In the context of professional journalism, Ms. Jenkins' suggestion of a double standard seems to miss the rather significant difference between the hands-on, low-volume environment of traditional journalism and that of the often impersonal, automated, high-volume Internet. In cases where the protections of Section 230 are put into play, one of the primary issues involves the distinction between deliberate, hands-on editorial control—a newspaper, for example—and the generally robotic operation of the Net. To frame it in the older, more traditional concepts of the world in which many media organizations were incubated, the phone company wasn't responsible for the conversations of its customers, but letters to the editor were always a different matter entirely. It's a similar double standard, in no small part due to Section 230's place within the federal laws that govern large-scale telecommunications enterprises.

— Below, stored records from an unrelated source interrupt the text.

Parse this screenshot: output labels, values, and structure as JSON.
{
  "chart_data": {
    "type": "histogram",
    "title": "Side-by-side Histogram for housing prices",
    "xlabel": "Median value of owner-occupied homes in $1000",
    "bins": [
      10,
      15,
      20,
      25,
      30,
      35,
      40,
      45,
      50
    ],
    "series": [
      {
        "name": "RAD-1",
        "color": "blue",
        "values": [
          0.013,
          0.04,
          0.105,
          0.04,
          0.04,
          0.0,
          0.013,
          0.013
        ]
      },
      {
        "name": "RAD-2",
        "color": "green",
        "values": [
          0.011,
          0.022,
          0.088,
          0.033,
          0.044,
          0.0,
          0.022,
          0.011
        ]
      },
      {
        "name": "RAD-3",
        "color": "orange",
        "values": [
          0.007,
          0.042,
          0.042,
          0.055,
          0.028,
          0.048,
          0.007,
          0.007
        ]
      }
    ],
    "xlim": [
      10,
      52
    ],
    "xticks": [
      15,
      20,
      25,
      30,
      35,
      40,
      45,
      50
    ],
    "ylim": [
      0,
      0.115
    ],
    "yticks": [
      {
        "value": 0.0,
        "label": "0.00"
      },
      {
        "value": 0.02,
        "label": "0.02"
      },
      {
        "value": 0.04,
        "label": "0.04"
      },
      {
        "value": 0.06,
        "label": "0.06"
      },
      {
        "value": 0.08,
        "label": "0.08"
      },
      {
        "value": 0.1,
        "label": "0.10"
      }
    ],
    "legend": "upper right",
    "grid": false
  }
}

Mr. Seigenthaler ran into a legal barrier when he attempted to obtain the identity of his defamer; the ISP would not—and legally could not—simply hand over the name of one of its customers on demand. While it's true that BellSouth couldn't be made liable for defamation posted on Wikipedia's site by one of its customers, and equally true that Section 230 is the legal mechanism responsible for the ISP's lack of responsibility in this case, the logical connection between the ISP's request for a court order and the protections offered by Section 230 is fuzzy at best. Even if Section 230 didn't exist at all, Mr. Seigenthaler's efforts to clear his name wouldn't necessarily have resulted in culpability on BellSouth's part, or for that matter the discovery of his defamer. The likely effect would have been a deep chill on free speech, and in fact this seems to have been one of John Seigenthaler's main concerns at the time, according to the same Wikipedia article on the controversy.

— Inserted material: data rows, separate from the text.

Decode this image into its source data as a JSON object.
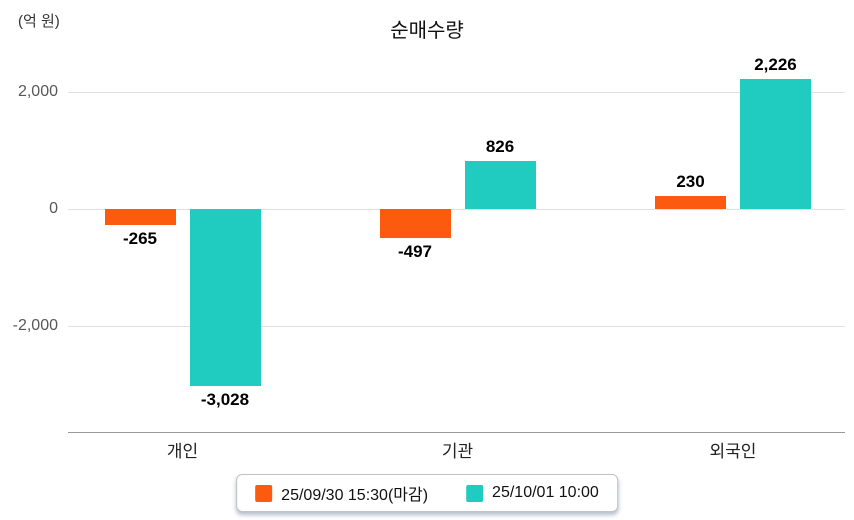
{
  "title": "순매수량",
  "unit_label": "(억 원)",
  "chart_data": {
    "type": "bar",
    "title": "순매수량",
    "xlabel": "",
    "ylabel": "(억 원)",
    "categories": [
      "개인",
      "기관",
      "외국인"
    ],
    "series": [
      {
        "name": "25/09/30 15:30(마감)",
        "color": "#fb5a0f",
        "values": [
          -265,
          -497,
          230
        ],
        "labels": [
          "-265",
          "-497",
          "230"
        ]
      },
      {
        "name": "25/10/01 10:00",
        "color": "#20ccbf",
        "values": [
          -3028,
          826,
          2226
        ],
        "labels": [
          "-3,028",
          "826",
          "2,226"
        ]
      }
    ],
    "yticks": [
      2000,
      0,
      -2000
    ],
    "ytick_labels": [
      "2,000",
      "0",
      "-2,000"
    ],
    "ylim": [
      -3500,
      2600
    ],
    "grid": true,
    "legend_position": "bottom"
  },
  "colors": {
    "series1": "#fb5a0f",
    "series2": "#20ccbf",
    "gridline": "#e1e1e1",
    "axis_line": "#9a9a9a",
    "tick_text": "#57585a",
    "value_text": "#000000"
  }
}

On 9 December, Seigenthaler appeared on C-SPAN's Washington Journal with Brian Lamb hosting. He said he was concerned that other pranksters would try to spoof members of Congress or other powerful figures in government, which may then prompt a backlash and turn back First Amendment rights on the Web.

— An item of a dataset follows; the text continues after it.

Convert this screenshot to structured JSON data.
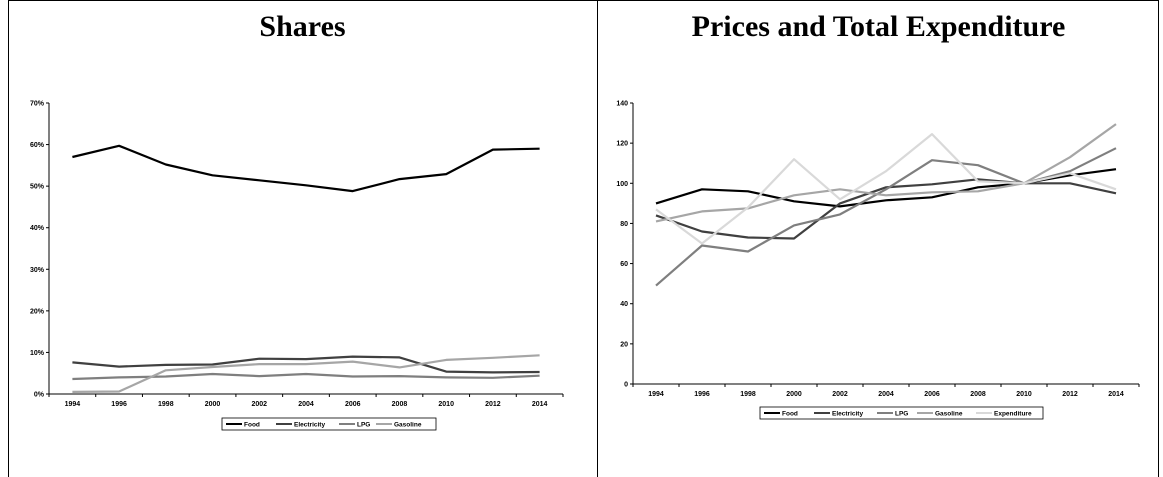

As it turned out, Mr. Seigenthaler received a written apology from his character assassin, so although it seems he wasn't contemplating legal action against Mr. Chase anyway, a court order requiring the ISP to identify one of its customers was unnecessary.
The idea of modifying Section 230 to better address current issues in the publishing arena isn't without merit by any means, and the idea has its proponents in the media, and in the legal profession, too. But simply doing away with Section 230 and the protection it provides—whether it's BellSouth or Craigslist—is clearly not a practical solution. Newspapers, and similar organizations that rely on external sources for information, aren't exempt from the benefits of Section 230, either. Their online forums—blogs or otherwise—become a liability when externally-generated content is modified, but that's true of any online forum, newspaper or not. Private-sector bloggers may enjoy a greater level of irresponsibility than their commercial counterparts, but neither can cross the line of libel with impunity. A reckless disregard for the truth doesn't indicate an intrinsic problem with Wikipedia, or BellSouth, or Section 230; it's just part and parcel of the free flow of information. It ain't perfect, but it's still pretty good.